The mainstream business press is already noting the tragedy bodes ill for the tourism industry. The Financial Times (paywall) quotes travel expert Hany Madkour as saying, “There will be no impact because there is no tourism to start with.” The WSJ (paywall) is even more pessimistic, quoting Hany Farahat, a senior economist at CI Capital. as saying that for the economy, “four incidents in a row within several months is too much to swallow.” Farahat tells Bloomberg the crash could “affect unemployment, consumption and other sectors linked” to the tourism industry. Meanwhile, the Financial Times (paywall) is one of the few outlets not placing the onus squarely on Egypt, calling into question Europe’s airport security since the flight originated from France, where Charles de Gaulle airport has already had problems with radicalism. CNN, BBC, and the Telegraph ask if Egypt’s tourism will ever recover at this rate, while New York Time’s Declan Walsh wrote on Thursday that the crash “blindsided” a nation that thought it might be on the path to recovery. The EGX closed Thursday in the red on the news, and the USD gained 5 piasters against the EGP.

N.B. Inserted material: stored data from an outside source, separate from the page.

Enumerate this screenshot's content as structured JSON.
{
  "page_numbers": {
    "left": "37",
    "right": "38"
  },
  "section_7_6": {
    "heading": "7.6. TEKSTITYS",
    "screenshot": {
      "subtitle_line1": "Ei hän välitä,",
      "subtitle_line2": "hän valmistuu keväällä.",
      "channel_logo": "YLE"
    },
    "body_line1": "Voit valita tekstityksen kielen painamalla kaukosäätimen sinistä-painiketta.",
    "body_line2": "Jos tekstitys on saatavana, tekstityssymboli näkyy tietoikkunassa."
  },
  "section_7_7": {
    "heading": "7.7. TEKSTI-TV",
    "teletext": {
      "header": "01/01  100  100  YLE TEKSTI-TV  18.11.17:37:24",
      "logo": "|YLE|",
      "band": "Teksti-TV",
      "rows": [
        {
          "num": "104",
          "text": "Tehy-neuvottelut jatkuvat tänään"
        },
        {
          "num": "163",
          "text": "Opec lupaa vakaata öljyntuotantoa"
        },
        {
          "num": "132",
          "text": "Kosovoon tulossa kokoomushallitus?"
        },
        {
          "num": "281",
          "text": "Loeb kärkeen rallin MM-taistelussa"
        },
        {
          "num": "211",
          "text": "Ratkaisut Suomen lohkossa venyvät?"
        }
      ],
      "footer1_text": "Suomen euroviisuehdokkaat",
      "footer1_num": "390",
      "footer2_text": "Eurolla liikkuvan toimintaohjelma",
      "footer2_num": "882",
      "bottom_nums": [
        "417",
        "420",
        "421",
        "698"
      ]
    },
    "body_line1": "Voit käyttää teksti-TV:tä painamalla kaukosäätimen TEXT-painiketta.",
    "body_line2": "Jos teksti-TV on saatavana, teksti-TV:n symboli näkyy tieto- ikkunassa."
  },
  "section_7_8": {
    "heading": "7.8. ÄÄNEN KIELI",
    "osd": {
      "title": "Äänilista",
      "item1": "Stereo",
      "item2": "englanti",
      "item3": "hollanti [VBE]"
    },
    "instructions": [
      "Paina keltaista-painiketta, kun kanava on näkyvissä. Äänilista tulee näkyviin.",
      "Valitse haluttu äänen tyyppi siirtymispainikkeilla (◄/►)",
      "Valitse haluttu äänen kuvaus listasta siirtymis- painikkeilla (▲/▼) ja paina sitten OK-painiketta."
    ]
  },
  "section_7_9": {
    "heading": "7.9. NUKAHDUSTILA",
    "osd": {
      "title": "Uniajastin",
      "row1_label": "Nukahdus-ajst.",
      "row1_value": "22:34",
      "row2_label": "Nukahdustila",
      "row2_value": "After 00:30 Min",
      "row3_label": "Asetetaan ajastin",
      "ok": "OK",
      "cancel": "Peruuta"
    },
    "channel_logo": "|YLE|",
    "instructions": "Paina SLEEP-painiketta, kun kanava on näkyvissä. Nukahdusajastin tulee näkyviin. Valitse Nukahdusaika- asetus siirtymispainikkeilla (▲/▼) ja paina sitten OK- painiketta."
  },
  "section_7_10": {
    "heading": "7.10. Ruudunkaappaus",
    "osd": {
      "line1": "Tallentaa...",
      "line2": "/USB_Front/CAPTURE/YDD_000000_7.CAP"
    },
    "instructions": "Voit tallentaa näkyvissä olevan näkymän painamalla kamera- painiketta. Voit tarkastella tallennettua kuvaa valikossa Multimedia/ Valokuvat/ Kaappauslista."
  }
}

Ahram Online has profiles of a number of those of who lost their lives in the disaster.
Also worth a read this morning in the stream of stories on the incident: Kareem Fahim leads a three-person byline explaining what’s known so far about the data the flight broadcast prior to its crash. Tamer El-Ghobashy and Dahlia Kholaif note the tragedy has brought together a “deeply divided” nation, and Declan Walsh covers the 2013-era “CC” graffiti found on the doomed airliner at the time.